個人的には、タイのクロック(石臼)を使うが、書籍化するにあたっては、できるだけ汎用性の高い手法をと考え、ミキサーやハンドミキサー、ブレンダーを使うレシピにしている。(それだってハードルはそこそこ高いのだけれどね)
日本のにんにくやしょうが(カーの代わり)、長ねぎ(ホムデンの代わり)、香菜の根だけでなく茎や葉、グリーンチリ、レモングラス、タイではあまりペーストにはしないバジルやミントなど様々なものをすり潰してペーストにする。これができてしまえば、あとは、具や発酵調味料、ココナッツミルクなどと煮込むだけである。

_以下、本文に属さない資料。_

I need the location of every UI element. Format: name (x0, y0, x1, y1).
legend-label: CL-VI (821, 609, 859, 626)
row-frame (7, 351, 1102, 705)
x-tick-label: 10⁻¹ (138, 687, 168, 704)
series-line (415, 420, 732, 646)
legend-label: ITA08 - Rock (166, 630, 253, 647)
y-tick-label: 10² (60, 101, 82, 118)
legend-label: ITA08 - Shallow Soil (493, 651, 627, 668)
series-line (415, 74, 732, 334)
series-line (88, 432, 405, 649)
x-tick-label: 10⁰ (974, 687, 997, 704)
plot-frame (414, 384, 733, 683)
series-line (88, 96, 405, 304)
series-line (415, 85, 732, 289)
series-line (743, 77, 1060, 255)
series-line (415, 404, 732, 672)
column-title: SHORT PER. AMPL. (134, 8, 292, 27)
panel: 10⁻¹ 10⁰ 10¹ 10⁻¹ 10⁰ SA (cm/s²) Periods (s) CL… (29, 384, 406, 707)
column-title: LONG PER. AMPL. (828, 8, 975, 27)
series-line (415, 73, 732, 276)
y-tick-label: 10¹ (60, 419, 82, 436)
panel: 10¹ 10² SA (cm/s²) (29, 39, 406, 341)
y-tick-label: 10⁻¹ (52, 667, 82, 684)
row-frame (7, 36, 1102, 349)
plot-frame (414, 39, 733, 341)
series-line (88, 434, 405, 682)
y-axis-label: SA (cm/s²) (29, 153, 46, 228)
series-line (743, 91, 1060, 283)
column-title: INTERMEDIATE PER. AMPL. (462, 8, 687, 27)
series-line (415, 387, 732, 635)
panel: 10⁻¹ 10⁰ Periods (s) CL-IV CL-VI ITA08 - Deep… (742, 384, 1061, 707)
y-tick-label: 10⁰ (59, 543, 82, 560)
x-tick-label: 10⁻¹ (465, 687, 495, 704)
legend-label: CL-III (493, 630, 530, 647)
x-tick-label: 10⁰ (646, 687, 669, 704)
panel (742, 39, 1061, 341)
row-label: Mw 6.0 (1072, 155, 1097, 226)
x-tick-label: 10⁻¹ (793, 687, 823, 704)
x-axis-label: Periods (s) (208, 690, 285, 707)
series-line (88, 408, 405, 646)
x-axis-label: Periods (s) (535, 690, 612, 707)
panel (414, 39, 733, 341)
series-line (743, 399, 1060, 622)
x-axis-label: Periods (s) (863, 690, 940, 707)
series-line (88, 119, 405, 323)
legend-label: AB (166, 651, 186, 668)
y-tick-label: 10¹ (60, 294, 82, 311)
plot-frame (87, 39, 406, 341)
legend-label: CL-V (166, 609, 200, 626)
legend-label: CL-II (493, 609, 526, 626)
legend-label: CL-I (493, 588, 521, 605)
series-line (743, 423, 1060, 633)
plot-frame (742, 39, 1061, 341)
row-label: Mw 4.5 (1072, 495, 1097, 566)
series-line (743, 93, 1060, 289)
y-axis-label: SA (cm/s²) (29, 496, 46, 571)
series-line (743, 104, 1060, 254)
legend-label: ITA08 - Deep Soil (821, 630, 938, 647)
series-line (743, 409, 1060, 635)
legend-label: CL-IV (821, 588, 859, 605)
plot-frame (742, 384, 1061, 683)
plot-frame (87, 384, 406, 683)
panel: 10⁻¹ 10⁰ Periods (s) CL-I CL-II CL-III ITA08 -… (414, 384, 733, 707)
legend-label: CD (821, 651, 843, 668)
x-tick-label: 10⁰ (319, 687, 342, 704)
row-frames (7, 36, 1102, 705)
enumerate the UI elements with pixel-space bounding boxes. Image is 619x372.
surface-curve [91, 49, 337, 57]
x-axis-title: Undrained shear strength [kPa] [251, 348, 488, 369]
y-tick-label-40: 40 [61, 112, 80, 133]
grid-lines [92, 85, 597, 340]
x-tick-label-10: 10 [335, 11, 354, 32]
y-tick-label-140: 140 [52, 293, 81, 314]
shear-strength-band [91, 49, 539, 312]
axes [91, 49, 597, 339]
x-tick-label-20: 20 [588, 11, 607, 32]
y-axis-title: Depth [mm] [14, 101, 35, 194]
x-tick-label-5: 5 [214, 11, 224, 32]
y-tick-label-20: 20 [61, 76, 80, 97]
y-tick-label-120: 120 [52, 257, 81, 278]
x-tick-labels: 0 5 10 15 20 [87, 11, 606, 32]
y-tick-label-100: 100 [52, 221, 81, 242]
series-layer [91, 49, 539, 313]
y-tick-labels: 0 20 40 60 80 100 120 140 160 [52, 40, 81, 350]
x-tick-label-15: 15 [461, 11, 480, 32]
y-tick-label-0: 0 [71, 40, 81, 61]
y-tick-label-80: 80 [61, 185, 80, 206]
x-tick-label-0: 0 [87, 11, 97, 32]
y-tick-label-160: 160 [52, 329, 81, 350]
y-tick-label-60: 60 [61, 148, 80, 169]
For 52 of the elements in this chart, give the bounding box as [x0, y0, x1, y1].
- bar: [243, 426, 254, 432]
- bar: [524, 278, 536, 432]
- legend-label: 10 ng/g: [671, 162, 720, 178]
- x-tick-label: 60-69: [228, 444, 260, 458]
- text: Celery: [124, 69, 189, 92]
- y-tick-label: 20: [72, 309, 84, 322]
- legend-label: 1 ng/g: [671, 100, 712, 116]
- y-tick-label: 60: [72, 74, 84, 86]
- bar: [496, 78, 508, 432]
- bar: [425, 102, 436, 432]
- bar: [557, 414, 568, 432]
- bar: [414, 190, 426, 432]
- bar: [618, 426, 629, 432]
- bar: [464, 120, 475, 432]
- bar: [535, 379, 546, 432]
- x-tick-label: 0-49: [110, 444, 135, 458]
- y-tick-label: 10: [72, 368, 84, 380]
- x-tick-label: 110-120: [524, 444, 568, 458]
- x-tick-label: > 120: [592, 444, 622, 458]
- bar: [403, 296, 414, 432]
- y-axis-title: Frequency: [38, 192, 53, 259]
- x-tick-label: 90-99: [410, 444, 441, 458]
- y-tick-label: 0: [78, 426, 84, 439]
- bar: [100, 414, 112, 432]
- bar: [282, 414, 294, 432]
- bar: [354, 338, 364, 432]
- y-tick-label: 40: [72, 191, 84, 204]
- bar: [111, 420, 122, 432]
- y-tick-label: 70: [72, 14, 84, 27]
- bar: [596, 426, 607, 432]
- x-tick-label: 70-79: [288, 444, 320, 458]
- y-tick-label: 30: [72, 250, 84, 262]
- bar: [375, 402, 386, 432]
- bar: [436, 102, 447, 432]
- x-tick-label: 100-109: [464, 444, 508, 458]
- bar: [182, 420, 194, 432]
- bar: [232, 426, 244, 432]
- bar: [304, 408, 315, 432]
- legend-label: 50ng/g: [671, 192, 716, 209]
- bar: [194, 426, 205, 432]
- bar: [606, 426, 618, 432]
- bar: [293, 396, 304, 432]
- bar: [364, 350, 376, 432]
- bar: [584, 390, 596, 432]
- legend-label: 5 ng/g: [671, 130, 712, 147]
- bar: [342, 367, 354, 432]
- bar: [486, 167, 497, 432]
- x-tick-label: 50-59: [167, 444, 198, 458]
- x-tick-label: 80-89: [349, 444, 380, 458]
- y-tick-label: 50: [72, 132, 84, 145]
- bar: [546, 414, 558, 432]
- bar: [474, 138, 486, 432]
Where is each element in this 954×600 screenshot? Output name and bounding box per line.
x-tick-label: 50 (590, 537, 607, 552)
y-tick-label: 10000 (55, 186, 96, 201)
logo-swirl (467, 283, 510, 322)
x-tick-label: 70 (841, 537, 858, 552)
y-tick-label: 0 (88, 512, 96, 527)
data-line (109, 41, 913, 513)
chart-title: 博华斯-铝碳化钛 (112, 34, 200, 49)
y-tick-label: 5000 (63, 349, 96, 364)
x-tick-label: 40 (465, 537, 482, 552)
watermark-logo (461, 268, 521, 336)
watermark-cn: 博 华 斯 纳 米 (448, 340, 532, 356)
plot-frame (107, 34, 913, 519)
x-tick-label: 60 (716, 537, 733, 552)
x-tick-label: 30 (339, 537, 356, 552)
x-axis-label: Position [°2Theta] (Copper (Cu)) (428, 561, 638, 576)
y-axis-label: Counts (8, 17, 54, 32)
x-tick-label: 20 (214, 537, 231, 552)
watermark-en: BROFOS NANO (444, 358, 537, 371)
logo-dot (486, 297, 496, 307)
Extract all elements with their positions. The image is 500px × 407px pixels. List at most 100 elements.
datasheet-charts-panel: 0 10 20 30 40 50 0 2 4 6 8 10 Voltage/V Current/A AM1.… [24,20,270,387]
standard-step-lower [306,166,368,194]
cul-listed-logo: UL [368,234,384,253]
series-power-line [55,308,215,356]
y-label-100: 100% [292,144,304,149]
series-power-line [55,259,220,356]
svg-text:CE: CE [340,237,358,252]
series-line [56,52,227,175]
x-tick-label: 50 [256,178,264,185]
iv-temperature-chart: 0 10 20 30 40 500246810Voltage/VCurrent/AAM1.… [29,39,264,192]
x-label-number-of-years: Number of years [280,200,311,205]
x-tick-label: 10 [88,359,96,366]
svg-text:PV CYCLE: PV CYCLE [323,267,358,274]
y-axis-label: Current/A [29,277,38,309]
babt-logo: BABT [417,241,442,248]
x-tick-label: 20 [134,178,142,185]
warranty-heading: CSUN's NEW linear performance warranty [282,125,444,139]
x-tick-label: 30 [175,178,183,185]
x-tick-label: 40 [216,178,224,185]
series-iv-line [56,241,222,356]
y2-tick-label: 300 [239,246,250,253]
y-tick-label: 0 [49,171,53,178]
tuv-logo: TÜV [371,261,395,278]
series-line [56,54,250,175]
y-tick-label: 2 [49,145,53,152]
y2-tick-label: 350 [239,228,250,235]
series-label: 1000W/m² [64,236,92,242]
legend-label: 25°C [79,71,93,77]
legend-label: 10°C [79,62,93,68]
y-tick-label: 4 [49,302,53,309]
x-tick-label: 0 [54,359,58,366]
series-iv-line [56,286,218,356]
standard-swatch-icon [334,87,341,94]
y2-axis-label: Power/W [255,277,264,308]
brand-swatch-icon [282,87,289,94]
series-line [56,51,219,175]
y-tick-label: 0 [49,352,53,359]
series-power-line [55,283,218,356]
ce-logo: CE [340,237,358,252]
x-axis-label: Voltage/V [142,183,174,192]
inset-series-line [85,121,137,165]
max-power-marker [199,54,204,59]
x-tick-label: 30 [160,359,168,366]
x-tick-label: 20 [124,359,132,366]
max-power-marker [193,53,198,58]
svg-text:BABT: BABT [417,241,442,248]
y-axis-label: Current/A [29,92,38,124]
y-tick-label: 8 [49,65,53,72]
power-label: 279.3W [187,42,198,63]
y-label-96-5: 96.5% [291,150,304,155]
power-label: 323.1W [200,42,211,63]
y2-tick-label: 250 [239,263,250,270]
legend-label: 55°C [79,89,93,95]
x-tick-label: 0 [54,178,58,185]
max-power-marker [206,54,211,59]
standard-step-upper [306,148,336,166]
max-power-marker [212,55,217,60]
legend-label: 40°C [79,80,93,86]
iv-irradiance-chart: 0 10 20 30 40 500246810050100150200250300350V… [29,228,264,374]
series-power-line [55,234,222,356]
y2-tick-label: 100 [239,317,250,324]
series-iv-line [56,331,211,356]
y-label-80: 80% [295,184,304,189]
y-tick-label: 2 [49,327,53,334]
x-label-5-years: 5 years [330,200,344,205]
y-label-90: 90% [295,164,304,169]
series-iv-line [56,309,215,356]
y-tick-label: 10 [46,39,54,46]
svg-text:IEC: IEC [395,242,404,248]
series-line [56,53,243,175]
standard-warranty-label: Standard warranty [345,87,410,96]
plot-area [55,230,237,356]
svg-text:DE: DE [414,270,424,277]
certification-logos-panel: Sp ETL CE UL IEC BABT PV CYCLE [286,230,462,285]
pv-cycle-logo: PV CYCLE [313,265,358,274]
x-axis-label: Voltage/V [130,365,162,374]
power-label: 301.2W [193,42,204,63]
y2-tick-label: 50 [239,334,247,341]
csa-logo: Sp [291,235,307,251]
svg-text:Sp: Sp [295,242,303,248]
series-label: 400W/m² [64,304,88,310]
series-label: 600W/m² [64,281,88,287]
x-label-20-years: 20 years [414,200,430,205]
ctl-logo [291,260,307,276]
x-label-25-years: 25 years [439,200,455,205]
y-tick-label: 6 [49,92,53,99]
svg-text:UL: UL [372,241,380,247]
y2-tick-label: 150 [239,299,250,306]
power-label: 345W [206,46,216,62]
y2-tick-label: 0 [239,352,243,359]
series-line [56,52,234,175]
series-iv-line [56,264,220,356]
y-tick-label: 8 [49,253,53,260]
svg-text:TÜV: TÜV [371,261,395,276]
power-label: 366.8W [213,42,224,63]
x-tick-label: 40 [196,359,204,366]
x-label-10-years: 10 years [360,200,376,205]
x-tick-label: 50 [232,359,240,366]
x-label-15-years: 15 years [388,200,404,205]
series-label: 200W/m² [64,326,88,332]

今回の本は「ハーブカレー初めまして」なので細かいところまで言及していないが、僕の探求テーマとしては、タイカレーを構成するいくつかの要素をどの順番で加えて加熱していくか、それによってどう風味が変化するかを整理したいと思っている。

A.    ガピを含むペースト
B.    ココナッツミルク
C.    具
D.   発酵調味料
E.    油

わかりやすく5要素だとしたときに、「A+Bを鍋に入れて煮て、CとDを加え、必要に応じてEを加える」手法もあれば、「EでAを炒めてからCを入れ、BとDを加えて煮込む」手法もある。A、B、C、D、Eをどう組み合わせるかだけでかなりのバリエーションがあるわけで、作りたいカレーによってそれらを自在に選べるようになりたい。
いま紹介した2通りでいえば、市販のタイカレーペーストを使う場合は後者が採用されることが多い。

市販のタイカレーペーストはよくできた商品で、グリーンカレー(ゲーンキョワーン)、レッドカレー(ゲーンペッ)、イエローカレー(ゲーンカリー)はどこにでも売られているし、少しマニアックなスーパーにいけば、マッサマンカレー(ゲーンマッサマン)、パネンカレー(ゲーンパネン)などもペーストも売っている。
新刊『ハーブカレー』でも、市販のカレーペーストを使うレシピは第3章で紹介している。

市販のペーストは油分を含むものも多いから、簡単に作ろうと思えば、ハンズオフでも調理可能。すなわち、材料のすべてをいきなり鍋に入れ、火にかけて具に火が通れば完成。この場合、時間は15分ほど。調理中はいっさい鍋に触らずにカレーができあがる。一応、新刊では、市販のペーストを使いつつも、もう少し手を加えてできあがるカレーを紹介した。

僕の好みとしては、市販の章で紹介している“グリーンカレーそうめん”は超気に入っているので、ぜひつくってもらいたいなぁ、と思う。